Es ist eine ungemütliche, harte Welt, die da gezeichnet wird, im Buch so wie auf der Theaterbühne. Auch wenn Schalkos lapidar-ironischer Ton die Tragik der Einzelschicksale verwischt und zu Anekdoten verkürzt.

Die illustre Unterweltbesatzung hat kein Problem, sich auf Kosten anderer Vorteile zu verschaffen und fackelt dementsprechend nicht lange mit Kontrahenten. Opportunismus ist der größte gemeinsame Nenner zwischen den Figuren und äußert sich auf unterschiedliche Art und Weise. Die Liebe bleibt für alle eine Illusion und/oder unerreichbar. Diese Kargheit schlägt sich auch im Bühnenbild nieder, das reduziert, aber effektvoll gestaltet ist; mit der Band im hintersten Winkel platziert, so dass man die Musiker sehen kann.

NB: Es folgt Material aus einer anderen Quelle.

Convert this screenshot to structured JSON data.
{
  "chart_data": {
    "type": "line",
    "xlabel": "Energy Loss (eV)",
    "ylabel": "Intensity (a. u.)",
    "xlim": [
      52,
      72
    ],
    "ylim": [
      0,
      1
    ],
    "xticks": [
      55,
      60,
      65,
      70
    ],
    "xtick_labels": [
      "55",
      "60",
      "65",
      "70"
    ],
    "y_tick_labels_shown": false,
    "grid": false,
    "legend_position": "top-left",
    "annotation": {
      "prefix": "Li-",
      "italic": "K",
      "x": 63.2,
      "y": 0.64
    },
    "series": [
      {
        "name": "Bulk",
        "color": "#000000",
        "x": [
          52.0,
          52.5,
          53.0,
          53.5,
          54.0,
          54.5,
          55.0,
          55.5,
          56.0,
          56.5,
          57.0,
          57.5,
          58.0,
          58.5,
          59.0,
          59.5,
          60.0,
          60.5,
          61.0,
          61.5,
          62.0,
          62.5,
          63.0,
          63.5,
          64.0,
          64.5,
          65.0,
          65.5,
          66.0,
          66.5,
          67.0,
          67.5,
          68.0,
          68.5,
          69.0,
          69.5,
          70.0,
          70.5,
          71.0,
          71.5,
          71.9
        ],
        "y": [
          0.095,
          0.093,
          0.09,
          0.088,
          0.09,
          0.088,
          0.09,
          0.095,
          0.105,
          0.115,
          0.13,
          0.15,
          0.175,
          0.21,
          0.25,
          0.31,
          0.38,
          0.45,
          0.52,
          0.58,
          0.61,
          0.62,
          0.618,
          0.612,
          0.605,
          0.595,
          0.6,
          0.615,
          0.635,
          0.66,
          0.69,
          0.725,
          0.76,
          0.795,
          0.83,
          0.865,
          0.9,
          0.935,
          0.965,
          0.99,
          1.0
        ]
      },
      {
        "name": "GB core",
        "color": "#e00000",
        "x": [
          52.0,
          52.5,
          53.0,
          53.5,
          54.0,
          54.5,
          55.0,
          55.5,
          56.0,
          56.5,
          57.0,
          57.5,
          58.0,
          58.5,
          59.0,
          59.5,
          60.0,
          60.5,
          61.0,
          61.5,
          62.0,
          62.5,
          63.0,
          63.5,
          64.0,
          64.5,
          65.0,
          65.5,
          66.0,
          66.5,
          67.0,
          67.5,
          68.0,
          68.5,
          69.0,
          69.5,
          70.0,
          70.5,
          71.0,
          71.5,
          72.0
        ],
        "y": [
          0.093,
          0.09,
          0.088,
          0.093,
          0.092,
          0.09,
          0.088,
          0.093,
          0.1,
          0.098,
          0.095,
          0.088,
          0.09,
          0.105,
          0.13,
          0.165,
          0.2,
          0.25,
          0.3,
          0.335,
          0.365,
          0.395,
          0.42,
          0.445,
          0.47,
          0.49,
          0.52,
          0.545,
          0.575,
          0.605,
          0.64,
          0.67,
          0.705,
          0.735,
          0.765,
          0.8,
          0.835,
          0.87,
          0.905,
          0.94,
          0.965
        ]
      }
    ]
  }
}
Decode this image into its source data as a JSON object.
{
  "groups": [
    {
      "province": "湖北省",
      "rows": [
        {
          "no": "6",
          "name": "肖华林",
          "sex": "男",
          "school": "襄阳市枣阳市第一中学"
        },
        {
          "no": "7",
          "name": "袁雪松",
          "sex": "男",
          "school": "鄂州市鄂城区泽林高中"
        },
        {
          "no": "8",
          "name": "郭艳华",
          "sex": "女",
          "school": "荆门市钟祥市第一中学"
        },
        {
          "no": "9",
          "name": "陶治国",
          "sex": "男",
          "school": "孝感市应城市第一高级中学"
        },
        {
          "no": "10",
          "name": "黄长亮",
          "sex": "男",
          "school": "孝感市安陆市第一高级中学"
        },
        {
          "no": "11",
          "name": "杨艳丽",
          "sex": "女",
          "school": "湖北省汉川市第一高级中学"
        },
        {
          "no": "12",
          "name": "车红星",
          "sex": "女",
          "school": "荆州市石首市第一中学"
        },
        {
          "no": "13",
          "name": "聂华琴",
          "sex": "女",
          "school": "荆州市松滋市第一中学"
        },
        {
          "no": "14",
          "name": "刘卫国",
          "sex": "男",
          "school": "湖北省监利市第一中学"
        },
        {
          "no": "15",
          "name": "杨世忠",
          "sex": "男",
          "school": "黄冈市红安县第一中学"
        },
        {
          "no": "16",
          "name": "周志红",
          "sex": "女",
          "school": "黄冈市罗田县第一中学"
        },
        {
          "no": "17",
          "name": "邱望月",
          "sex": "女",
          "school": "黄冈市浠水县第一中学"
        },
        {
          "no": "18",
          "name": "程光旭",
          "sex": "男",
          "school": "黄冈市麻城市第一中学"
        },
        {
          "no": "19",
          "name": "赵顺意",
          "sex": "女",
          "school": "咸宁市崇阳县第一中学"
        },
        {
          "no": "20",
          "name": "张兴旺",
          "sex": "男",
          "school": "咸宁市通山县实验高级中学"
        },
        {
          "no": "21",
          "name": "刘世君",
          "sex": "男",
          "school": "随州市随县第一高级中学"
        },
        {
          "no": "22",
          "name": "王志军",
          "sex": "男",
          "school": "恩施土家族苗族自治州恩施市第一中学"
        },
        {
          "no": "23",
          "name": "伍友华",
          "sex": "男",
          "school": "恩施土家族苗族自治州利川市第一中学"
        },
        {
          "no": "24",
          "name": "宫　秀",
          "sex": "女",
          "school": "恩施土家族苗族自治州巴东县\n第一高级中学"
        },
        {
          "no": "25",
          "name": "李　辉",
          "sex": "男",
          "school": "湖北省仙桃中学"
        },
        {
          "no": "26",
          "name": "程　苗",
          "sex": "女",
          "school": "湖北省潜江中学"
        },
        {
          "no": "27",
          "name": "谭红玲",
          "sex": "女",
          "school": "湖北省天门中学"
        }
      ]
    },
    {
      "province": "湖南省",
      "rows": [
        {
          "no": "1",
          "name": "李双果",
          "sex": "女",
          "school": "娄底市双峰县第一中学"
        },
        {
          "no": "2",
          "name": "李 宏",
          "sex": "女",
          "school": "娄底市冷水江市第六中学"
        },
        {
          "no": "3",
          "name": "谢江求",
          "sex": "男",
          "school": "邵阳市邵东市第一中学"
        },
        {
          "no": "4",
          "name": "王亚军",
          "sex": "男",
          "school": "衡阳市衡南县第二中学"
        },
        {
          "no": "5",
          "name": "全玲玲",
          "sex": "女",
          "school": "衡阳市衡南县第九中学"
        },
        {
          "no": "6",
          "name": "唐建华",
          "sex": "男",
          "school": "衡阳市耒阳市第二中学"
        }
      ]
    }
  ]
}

So wie die Romanvorlage folgt auch die Bühnenversion keinem klassischen dramaturgischen Spannungsbogen. Das, was aber so Spaß macht, ist auch nicht die Entfaltung eines bestimmten Handlungsstranges, sondern die heraufbeschworene Stimmung und der humorige Erzählton. Das muss man schon auch mögen. Ich mag es sehr.

Dicker Schinken, lange Bretter

Hin und wieder war ich mir nicht sicher, ob ich der Handlung im Stück hätte folgen können, hätte ich nicht das Buch gelesen gehabt. Und tatsächlich sind zwei meiner insgesamt vier Begleiterinnen bereits in der Pause gegangen, weil sie nicht überzeugt waren. Sie waren nicht die einzigen – was vielleicht auch an der überdurchschnittlichen Stücklänge von drei Stunden gelegen haben könnte. Der Roman hat immerhin 576 Seiten, auch da liest man ein Zeiterl. Das Buch kann man aber, anders als das Theaterstück, weglegen und später weitermachen, wenn man kurz vorm Wegdösen ist. Ich habe in den Reihen den einen oder anderen matt-müde hängenden Kopf entdeckt.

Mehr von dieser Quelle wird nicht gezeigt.